The import speed is closely related to your hardware configuration, target table structure, number of columns per row, and SQL conditions. You can provide more information.
Usually, using tools like Lightning or BR for physical import will be the fastest, but you also need to consider whether your target cluster is offline and whether there are any ongoing business operations.
It depends on the concurrency. For example, loading data with 40 concurrent threads; if addressing hotspot issues for insertion, then fewer concurrent threads are needed. The premise is that there are no resource bottlenecks, such as NVMe disks, and some rate limiting parameters in TiKV may need to be adjusted.

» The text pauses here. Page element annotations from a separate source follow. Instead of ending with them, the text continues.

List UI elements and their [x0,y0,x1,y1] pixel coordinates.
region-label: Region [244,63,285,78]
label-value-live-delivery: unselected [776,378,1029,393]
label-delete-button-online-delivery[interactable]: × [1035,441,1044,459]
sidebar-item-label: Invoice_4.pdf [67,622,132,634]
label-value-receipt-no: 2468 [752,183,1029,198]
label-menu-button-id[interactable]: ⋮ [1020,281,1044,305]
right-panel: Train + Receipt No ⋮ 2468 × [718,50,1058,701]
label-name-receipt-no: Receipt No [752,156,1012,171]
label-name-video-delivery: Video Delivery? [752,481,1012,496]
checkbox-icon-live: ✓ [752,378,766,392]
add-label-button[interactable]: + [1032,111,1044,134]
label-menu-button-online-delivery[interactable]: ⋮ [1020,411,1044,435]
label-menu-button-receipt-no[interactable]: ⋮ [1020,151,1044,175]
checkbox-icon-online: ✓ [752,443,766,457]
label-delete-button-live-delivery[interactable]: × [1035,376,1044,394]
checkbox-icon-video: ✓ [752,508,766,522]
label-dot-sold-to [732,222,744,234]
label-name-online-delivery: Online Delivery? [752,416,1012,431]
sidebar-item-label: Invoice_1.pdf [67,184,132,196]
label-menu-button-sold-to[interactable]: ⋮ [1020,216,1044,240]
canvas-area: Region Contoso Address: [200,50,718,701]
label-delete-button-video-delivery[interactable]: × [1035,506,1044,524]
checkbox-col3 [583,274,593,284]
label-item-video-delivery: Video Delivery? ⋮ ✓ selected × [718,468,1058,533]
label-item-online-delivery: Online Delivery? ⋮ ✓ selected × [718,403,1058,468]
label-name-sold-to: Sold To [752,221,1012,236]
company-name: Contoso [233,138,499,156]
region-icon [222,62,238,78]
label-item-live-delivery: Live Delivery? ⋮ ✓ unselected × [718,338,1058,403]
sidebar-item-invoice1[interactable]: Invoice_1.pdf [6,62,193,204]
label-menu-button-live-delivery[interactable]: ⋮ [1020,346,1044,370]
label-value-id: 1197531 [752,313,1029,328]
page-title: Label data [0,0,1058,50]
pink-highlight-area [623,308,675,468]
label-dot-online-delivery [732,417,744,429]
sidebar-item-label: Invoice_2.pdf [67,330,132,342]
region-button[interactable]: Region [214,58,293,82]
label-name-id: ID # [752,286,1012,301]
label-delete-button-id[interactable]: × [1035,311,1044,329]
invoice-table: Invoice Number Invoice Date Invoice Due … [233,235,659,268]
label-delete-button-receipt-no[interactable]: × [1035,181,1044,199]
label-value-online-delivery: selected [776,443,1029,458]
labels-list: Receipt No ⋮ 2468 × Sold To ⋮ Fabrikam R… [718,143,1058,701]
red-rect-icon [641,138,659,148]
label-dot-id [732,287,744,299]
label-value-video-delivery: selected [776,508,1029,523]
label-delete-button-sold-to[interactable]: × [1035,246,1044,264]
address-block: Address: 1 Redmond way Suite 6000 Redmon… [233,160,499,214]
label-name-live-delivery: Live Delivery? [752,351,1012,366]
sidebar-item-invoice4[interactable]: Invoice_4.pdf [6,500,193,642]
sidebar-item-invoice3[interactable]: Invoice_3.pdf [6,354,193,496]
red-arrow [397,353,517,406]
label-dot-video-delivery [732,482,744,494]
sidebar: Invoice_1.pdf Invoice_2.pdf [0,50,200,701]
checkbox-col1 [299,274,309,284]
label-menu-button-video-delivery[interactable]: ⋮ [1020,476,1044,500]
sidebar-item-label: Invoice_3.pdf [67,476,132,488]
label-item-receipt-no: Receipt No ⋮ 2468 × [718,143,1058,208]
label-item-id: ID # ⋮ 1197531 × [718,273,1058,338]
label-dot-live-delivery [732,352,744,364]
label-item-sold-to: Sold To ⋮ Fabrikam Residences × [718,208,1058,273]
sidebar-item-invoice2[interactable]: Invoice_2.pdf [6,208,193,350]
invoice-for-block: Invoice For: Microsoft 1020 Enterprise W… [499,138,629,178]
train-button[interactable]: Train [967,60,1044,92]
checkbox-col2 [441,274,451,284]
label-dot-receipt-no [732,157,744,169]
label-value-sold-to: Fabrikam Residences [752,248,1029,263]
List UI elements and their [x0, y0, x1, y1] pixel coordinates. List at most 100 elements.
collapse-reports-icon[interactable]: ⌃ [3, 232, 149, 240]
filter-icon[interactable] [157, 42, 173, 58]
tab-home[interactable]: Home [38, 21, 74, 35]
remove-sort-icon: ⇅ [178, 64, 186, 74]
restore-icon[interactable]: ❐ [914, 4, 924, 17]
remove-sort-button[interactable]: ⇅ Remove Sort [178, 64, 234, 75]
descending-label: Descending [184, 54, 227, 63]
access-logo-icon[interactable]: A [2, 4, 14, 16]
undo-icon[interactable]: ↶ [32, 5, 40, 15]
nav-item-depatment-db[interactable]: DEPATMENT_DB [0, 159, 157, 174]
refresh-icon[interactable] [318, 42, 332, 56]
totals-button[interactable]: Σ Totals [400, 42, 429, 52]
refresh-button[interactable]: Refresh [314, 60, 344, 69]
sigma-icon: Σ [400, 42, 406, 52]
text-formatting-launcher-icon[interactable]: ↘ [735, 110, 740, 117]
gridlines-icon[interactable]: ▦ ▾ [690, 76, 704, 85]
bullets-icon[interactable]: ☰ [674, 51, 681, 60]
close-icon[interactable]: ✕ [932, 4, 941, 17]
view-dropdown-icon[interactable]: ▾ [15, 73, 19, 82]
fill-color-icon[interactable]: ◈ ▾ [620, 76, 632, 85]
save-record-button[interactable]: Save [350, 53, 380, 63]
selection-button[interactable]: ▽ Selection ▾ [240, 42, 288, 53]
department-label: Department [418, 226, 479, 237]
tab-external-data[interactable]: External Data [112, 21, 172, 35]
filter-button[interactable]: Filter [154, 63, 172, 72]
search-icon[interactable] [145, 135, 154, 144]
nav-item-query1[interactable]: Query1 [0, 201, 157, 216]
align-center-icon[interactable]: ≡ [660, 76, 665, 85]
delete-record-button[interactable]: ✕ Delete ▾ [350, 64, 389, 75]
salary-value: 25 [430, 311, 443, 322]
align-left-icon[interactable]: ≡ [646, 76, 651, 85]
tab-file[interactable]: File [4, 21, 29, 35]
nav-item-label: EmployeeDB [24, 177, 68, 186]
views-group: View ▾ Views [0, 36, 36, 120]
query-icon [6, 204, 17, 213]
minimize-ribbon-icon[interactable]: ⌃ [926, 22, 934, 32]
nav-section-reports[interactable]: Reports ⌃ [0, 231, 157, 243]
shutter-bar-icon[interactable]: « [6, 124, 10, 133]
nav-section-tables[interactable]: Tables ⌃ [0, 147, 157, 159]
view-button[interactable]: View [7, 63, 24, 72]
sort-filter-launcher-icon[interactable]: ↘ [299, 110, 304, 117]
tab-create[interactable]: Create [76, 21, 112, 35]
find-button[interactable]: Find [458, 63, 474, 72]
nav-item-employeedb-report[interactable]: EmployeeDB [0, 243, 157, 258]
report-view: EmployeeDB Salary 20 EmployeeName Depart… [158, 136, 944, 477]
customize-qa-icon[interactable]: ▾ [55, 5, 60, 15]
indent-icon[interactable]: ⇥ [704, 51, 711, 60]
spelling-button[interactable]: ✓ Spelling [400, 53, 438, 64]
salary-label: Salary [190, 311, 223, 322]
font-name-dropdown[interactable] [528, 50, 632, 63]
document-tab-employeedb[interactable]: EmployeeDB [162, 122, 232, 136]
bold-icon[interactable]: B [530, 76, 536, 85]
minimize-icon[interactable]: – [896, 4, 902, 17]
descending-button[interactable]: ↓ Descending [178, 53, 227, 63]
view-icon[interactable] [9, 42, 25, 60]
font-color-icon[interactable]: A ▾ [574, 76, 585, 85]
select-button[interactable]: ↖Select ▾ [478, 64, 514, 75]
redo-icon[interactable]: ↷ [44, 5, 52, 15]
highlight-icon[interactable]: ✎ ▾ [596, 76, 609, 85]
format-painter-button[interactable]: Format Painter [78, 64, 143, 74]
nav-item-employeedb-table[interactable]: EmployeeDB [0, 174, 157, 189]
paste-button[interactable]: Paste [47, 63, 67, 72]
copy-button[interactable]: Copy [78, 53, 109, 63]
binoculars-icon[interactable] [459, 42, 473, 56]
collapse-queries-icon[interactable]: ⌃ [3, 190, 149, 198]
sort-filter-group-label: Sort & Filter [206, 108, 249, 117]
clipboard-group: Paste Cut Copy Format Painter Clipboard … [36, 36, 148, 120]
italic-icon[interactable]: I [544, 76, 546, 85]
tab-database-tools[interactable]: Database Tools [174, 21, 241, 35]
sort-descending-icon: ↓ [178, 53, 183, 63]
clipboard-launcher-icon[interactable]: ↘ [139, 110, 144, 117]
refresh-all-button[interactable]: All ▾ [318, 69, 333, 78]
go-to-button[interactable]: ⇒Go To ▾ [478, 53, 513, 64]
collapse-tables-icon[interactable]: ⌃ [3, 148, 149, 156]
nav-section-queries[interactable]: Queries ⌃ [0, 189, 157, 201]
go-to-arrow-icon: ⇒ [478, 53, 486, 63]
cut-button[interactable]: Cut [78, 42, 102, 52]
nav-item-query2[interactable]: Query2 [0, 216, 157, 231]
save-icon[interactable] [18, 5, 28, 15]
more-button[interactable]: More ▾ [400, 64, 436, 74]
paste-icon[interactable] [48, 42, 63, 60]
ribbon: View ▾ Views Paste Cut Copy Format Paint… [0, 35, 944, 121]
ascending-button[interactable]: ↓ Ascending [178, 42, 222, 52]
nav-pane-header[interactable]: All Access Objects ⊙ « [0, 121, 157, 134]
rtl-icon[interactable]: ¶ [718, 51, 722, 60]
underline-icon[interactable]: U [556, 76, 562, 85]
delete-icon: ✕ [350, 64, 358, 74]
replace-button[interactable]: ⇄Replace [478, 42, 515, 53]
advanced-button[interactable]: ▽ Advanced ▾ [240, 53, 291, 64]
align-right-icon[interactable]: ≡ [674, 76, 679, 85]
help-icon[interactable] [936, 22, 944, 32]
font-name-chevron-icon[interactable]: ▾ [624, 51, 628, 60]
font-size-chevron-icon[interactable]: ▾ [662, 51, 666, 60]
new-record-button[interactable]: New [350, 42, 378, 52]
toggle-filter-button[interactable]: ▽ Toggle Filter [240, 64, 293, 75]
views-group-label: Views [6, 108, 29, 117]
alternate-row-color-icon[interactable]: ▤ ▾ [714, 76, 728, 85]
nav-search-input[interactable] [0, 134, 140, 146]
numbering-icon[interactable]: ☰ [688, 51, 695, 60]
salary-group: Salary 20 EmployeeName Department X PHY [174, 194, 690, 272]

120,000 records per second? I’ve managed to reach 20,000-30,000 records per second with Kettle, but 100,000 per second seems a bit high, and it also depends on the size of each record. JDBC probably can’t meet this requirement.
I have stress tested with 500 threads inserting one by one and it exceeded 100,000. If it’s just importing data with one insert carrying more data, a few concurrent threads are enough.
Real-time business insertion?
Try to make the batch size larger for each insertion, that is, include more values.
Try using multiple connections.
If we assume each piece of data is 1k, writing a hundred megabytes per second is not too large. Increase the write buffer size.
You can insert using JDBC, with each SQL statement containing 500 rows. One thread runs 20 SQL statements, and then multiple threads run simultaneously.